This springtime of extremes has swung again and it is chilly this evening. I’m on my allotment out on the fen, shivering.
But it feels as if I am winning the battle – the weeds, the grass and the nettles are being cleared away and I am planting in their wake. I’ve got all my broad beans and sweetcorn in, a whole bed of kohlrabi (which I am enormously excited about), I’m eating asparagus and rhubarb (not at the same time), and the beds have been prepared for whatever I can find in my seed tin. I also need to replant my peas, which have been decimated by some pesky furry or feathery vermin. Probably furry, because the peas were netted – my hungry visitor must have crawled under.

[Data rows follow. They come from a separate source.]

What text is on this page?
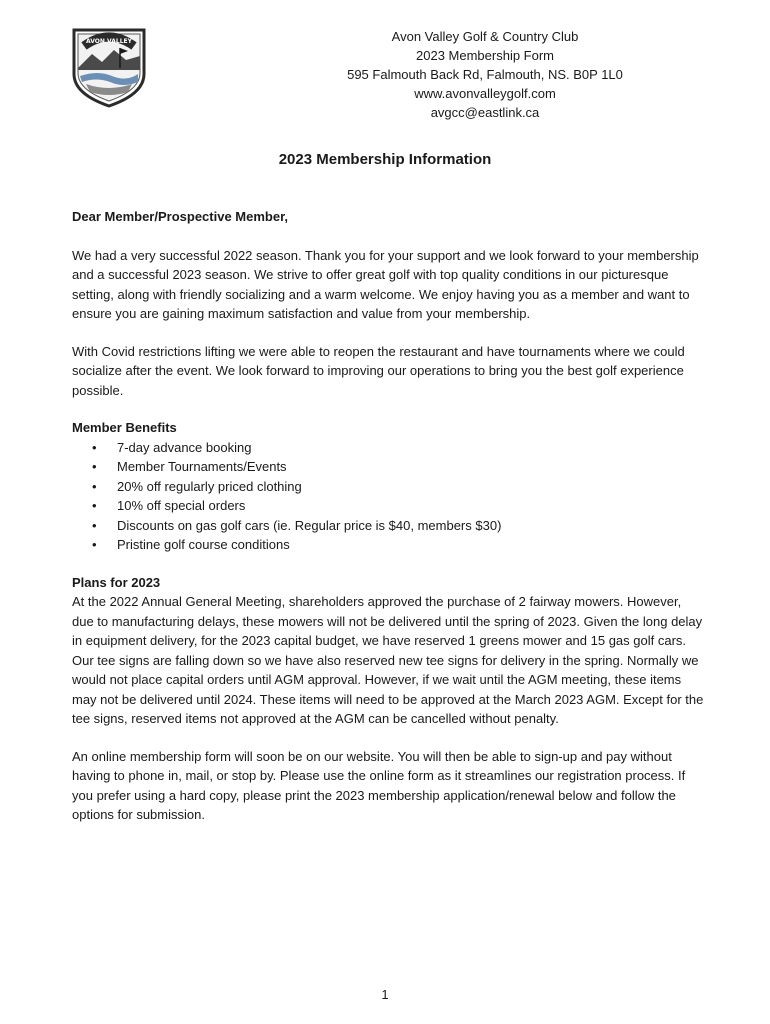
AVON VALLEY	Avon Valley Golf & Country Club
2023 Membership Form
595 Falmouth Back Rd, Falmouth, NS. B0P 1L0
www.avonvalleygolf.com
avgcc@eastlink.ca
2023 Membership Information

Dear Member/Prospective Member,

We had a very successful 2022 season. Thank you for your support and we look forward to your membership and a successful 2023 season. We strive to offer great golf with top quality conditions in our picturesque setting, along with friendly socializing and a warm welcome. We enjoy having you as a member and want to ensure you are gaining maximum satisfaction and value from your membership.

With Covid restrictions lifting we were able to reopen the restaurant and have tournaments where we could socialize after the event. We look forward to improving our operations to bring you the best golf experience possible.

Member Benefits

• 7-day advance booking
• Member Tournaments/Events
• 20% off regularly priced clothing
• 10% off special orders
• Discounts on gas golf cars (ie. Regular price is $40, members $30)
• Pristine golf course conditions

Plans for 2023

At the 2022 Annual General Meeting, shareholders approved the purchase of 2 fairway mowers. However, due to manufacturing delays, these mowers will not be delivered until the spring of 2023. Given the long delay in equipment delivery, for the 2023 capital budget, we have reserved 1 greens mower and 15 gas golf cars. Our tee signs are falling down so we have also reserved new tee signs for delivery in the spring. Normally we would not place capital orders until AGM approval. However, if we wait until the AGM meeting, these items may not be delivered until 2024. These items will need to be approved at the March 2023 AGM. Except for the tee signs, reserved items not approved at the AGM can be cancelled without penalty.

An online membership form will soon be on our website. You will then be able to sign-up and pay without having to phone in, mail, or stop by. Please use the online form as it streamlines our registration process. If you prefer using a hard copy, please print the 2023 membership application/renewal below and follow the options for submission.

1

It is the feathery variety that are keeping me company this evening – the wrens are being especially vocal. They seem to have spurned my shed this year, but they must be somewhere close. I’m looking forward to the little ones leaving the nest – there is nothing quite so comical as a family of wrens learning to fly. No goldfinches this evening, and I still haven’t heard the cuckoo down here this year, but the robins and blackbirds are singing noisily – their song fills the evening air.
And the dahlias? Well, the tubers I planted in early April are all up, as are the ones I planted from seed back at the house. I’ll plant them out on the allotment this weekend. As for last year’s, I thought I had lost them. Lazily, I had left them in the ground, trusting that they would survive the winter, but it was a far harsher winter than we have been used to in recent years. I wasn’t hopeful. Then, on Saturday, I spotted a shoot – tonight three more. They live!